From the Star & Sickle:
Many thought the older, more experienced women who beat Team Canada last weekend in a warmup to the 2006 Winter Olympics would win against the high schoolers. Especially after coaches agreed to a no-checking rule.
But the young Warroad Warriors lived up to the town’s long history of hockey honor, winning 2-1 by beating the women at their own game of finesse and speed.
I find it curious that it is still considered a major political event for a professional women’s tennis player to have beaten a 55-year old man in an unsporting match – it’s seldom mentioned that Riggs had to cover the doubles court and still only lost 6-4, 6-3, 6-3 – while one of the world’s top women’s teams can’t beat a squad of high school boys.
Interestingly enough, it’s seldom either the male or female athletes who get worked up about sex issues in sports, since everyone who plays a sport knows perfectly well how things stand. It’s only the feminist propagandists, the dweebs with two left feet who go into academia, and the clueless wonders who take both types seriously that think there’s anything to discuss. Remember when the media was prattling about how the US women’s soccer team would beat the US men? To their credit, Mia Hamm and company didn’t want any part of that claim.
One of the many reasons I quit critiquing amateur fiction at the Critters Workshop is that I kept running into writers of both sexes who insisted that a Xena-style uber-warrioress was perfectly credible; that no magic sword or divine heritage was needed to explain why a woman was inexplicably faster and stronger than the trained warriors she was dispatching with ease. They would defend their silly stories with tales of a cousin who was a martial arts champion and so forth… naturally, not a single one of them had ever so much as witnessed a round of fencing, sparring or any other related activity.
VOX: “Can’t you just make her a half-elf or something, all right?”
WOULD-BE WRITER: “You’re just being sexist! My sister….”
VOX: “Okay, look, if she suddenly started flying, would you feel the need to explain it?”
WOULD-BE WRITER: “Um… well, yeah, of course!”

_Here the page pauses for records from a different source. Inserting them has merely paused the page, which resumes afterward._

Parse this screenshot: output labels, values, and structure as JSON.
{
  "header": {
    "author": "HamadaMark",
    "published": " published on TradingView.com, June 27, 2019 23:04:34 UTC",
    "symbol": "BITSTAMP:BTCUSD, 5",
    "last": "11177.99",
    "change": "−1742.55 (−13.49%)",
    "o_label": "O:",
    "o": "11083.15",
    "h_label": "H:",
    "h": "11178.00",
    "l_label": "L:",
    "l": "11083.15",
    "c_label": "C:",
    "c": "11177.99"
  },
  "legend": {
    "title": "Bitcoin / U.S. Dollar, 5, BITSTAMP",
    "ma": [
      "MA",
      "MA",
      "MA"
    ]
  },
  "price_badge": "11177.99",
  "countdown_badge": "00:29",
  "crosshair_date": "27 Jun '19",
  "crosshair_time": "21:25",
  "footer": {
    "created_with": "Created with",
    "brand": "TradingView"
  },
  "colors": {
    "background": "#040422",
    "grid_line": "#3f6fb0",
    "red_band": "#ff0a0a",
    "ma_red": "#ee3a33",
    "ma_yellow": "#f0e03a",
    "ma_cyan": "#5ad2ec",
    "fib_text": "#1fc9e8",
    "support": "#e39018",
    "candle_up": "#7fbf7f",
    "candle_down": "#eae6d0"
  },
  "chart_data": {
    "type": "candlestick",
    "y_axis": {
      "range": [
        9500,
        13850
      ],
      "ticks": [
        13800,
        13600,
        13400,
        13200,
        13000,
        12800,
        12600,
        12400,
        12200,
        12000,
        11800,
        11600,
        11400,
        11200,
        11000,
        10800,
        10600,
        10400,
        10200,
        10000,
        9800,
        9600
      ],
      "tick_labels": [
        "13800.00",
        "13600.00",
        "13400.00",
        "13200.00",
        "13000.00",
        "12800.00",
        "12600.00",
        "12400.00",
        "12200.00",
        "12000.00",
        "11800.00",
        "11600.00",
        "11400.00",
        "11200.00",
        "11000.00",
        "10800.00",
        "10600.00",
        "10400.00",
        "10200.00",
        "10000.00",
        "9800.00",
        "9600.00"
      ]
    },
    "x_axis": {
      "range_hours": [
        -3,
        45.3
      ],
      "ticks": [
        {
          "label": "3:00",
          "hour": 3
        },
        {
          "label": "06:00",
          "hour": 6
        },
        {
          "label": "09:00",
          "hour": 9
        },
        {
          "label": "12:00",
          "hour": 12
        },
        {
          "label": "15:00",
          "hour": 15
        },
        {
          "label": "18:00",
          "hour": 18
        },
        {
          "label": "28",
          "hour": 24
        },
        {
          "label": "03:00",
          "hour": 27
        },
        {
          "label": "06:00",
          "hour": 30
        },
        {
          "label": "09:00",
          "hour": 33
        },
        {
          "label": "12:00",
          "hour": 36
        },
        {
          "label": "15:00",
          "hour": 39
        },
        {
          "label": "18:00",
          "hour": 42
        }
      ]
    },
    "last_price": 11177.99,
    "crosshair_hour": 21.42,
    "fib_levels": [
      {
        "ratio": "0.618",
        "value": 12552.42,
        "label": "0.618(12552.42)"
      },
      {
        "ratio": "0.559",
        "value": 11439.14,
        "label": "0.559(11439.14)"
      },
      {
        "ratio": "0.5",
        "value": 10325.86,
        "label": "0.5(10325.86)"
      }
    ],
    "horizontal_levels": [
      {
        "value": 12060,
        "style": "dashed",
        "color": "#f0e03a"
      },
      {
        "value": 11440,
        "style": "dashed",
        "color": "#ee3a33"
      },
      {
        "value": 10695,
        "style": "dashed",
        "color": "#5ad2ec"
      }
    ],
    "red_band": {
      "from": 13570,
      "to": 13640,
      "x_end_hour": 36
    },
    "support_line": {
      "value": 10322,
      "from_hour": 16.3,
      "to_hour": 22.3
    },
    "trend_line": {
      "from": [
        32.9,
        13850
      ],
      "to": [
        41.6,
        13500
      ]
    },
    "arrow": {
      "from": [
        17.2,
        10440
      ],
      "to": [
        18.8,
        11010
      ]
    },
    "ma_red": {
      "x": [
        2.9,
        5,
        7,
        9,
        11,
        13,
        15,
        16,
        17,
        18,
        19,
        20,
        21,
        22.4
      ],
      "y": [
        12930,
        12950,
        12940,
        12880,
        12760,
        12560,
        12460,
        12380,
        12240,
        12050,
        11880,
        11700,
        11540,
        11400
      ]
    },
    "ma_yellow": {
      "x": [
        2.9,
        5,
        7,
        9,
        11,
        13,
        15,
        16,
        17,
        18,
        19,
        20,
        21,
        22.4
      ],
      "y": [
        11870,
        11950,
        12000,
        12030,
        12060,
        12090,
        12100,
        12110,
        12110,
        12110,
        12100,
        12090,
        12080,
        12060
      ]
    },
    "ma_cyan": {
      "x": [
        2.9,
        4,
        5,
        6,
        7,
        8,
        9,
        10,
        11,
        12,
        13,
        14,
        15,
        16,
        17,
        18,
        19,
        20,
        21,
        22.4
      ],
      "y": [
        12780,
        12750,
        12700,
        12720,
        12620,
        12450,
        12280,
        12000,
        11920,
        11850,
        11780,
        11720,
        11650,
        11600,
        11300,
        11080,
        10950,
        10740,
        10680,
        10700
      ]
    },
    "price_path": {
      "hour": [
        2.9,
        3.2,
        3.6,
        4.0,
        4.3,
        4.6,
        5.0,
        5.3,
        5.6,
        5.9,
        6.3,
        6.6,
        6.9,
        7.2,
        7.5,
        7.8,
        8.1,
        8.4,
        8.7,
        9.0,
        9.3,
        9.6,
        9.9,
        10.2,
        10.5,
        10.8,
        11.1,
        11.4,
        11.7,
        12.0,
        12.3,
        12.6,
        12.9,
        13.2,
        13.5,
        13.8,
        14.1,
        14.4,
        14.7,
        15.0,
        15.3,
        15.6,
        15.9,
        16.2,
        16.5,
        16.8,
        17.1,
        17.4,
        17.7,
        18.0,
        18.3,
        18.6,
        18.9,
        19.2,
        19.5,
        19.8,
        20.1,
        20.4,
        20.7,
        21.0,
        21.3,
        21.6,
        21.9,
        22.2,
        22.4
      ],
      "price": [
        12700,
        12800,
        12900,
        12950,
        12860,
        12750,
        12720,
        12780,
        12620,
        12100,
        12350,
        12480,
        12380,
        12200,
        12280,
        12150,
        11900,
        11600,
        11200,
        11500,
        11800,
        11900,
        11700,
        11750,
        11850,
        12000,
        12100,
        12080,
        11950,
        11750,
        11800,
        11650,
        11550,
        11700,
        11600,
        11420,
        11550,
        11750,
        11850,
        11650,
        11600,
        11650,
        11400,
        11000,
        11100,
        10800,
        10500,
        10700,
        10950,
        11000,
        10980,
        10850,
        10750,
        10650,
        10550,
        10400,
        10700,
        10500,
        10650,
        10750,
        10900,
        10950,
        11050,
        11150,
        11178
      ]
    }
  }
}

VOX: “You’ve described her as a peasant farm girl. She’s strong, she’s independent, she’s survived the tragic murder of her parents, etc. Fine, if cliched. But the reader will find it no more credible for her to suddenly dispatch 15 elite warriors of the Kingsguard than it is for her to inexplicably fly.”
WOULD-BE WRITER: “That’s because no one can fly. But women are just as tough and strong and fast as men. My sister….”
VOX: “You’re right. Keep it just the way it is. No, I have no more suggestions, I’m sure it will be a best-seller.”